Quindi, la “linea” della Merkel è tornare ai 500 miliardi iniziali e far sì che il bilancio UE non sia mai gravato di prestiti da chiedere al mercato e stornare poi ai Paesi membri.
I prestiti concessi dal MES, in correlazione all’art.136 comma 2 del Trattato della UE, introdotto nel 2010, afferma che “la concessione di qualsiasi assistenza finanziaria necessaria nell’ambito del Meccanismo sarà soggetta a una rigorosa condizionalità”. Che è, in questo caso, ristretta alla spesa sanitaria ma dipende anche dal resto del bilancio dello Stato.
La UE tra il SURE (Support to Mitigate Unemployment Risks in an Emergency, cioè il Fondo per la Cassa Integrazione Europea, un prestito anch’esso), il programma della BCE di acquisti sul mercato secondario dei titoli del debito pubblico della UE (che vale oggi il 12% del nostro debito pubblico), il totale delle misure è di 540 miliardi, più il Recovery Fund, appunto. Dalla emergenza Covid-19, settore per settore dal turismo all’automotive al vino e al mobile, l’Italia ha perso da sola oltre 600 miliardi, con danni che si amplificheranno certamente in futuro. Quindi, anche con le migliori intenzioni europee, i finanziamenti non basteranno. E tutti i debiti indotti dai meccanismi UE – lo ripetiamo – saranno in capo ai singoli Stati. Senza nemmeno pensare al momento in cui la Commissione Europea stabilirà che, alla fine della pandemia, si potrà riattivare il Patto di Stabilità, e allora dovremo dire addio ai nostri titoli di debito pubblico, che rischieranno di diventare junk bonds. È vero che la BCE ha dichiarato di comprarli lo stesso, ma immagino i mercati…
Conte non convince gli altri premier europei
Anche la trattativa tra il nostro Primo Ministro Conte e Mark Rutte, il capo del governo olandese, è stata un palese insuccesso: il politico olandese ha perfino detto che dovremo riformare le pensioni, anche abolendo la famosa “Quota 100”, che comunque finirà l’anno prossimo, e che costa 5,2 miliardi, qualcosa in meno del previsto (ma, comunque, salgono i costi per tutte le pensioni).

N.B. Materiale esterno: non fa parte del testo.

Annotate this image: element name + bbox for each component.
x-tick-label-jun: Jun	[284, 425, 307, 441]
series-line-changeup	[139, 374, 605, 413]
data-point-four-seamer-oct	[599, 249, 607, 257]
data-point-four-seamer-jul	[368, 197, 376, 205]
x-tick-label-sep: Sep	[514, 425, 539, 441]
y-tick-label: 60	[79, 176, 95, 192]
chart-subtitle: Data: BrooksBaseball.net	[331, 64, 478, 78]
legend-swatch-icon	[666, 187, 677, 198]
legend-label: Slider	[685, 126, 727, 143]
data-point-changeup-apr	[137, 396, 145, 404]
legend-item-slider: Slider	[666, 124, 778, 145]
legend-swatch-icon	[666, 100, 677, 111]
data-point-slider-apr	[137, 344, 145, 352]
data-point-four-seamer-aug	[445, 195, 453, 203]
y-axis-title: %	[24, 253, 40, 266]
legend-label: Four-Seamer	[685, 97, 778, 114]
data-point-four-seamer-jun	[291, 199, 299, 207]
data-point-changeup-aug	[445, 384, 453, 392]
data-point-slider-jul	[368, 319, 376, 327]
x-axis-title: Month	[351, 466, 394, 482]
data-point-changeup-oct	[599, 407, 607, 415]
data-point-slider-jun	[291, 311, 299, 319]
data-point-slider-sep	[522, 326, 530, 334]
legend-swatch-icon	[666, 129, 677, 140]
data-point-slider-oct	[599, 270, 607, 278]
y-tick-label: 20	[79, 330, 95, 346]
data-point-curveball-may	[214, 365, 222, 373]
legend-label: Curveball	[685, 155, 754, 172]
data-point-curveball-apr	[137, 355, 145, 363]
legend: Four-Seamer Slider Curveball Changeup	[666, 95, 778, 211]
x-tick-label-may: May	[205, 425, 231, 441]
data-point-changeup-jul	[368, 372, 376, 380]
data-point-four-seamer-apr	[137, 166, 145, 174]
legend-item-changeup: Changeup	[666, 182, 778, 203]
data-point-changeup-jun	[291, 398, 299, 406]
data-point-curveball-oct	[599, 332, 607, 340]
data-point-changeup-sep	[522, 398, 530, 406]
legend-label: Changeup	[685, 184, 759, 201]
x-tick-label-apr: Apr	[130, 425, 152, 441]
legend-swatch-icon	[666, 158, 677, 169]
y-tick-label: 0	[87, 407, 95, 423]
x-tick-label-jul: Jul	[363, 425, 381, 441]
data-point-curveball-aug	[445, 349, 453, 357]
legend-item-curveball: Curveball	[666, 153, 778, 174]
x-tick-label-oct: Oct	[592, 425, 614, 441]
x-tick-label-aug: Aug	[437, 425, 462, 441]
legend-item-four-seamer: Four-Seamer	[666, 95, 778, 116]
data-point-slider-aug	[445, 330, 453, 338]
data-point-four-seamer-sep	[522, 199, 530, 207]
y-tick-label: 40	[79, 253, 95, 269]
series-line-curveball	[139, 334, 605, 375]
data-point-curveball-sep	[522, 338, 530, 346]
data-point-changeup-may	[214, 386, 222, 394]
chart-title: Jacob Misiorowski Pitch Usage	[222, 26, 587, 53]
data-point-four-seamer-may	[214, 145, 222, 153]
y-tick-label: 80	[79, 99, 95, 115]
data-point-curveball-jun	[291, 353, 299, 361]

Il nostro premier Conte avrebbe dovuto rispondergli che l’Olanda dovrebbe cessare di fare da paradiso fiscale per il resto della UE, portandoci via tra tutti (Lussemburgo, Olanda, Irlanda, Cipro, Malta, Ungheria) 6,5 miliardi di tasse l’anno. Ma non l’ha fatto. Su questo non ha detto nulla.
Certo, Conte era andato in giro tra Portogallo, Grecia, Spagna e Olanda soprattutto per convincerli a prendere i fondi del MES. Niente da fare. Sanchez, il premier spagnolo, ha affermato che “La Spagna ha un accesso adeguato al credito”, Rutte si è comportato come abbiamo detto. Il Portogallo ha detto che il MES non gli serve, avendolo peraltro già sperimentato.
Il premier Conte potrà metterci impegno e avere buona volontà, ma l’UE è un fenomeno tecnico-politico che si deve conoscere bene, per poterlo maneggiare. E questo governo non ha nessun membro che possa fruttare un esito positivo in UE per l’Italia.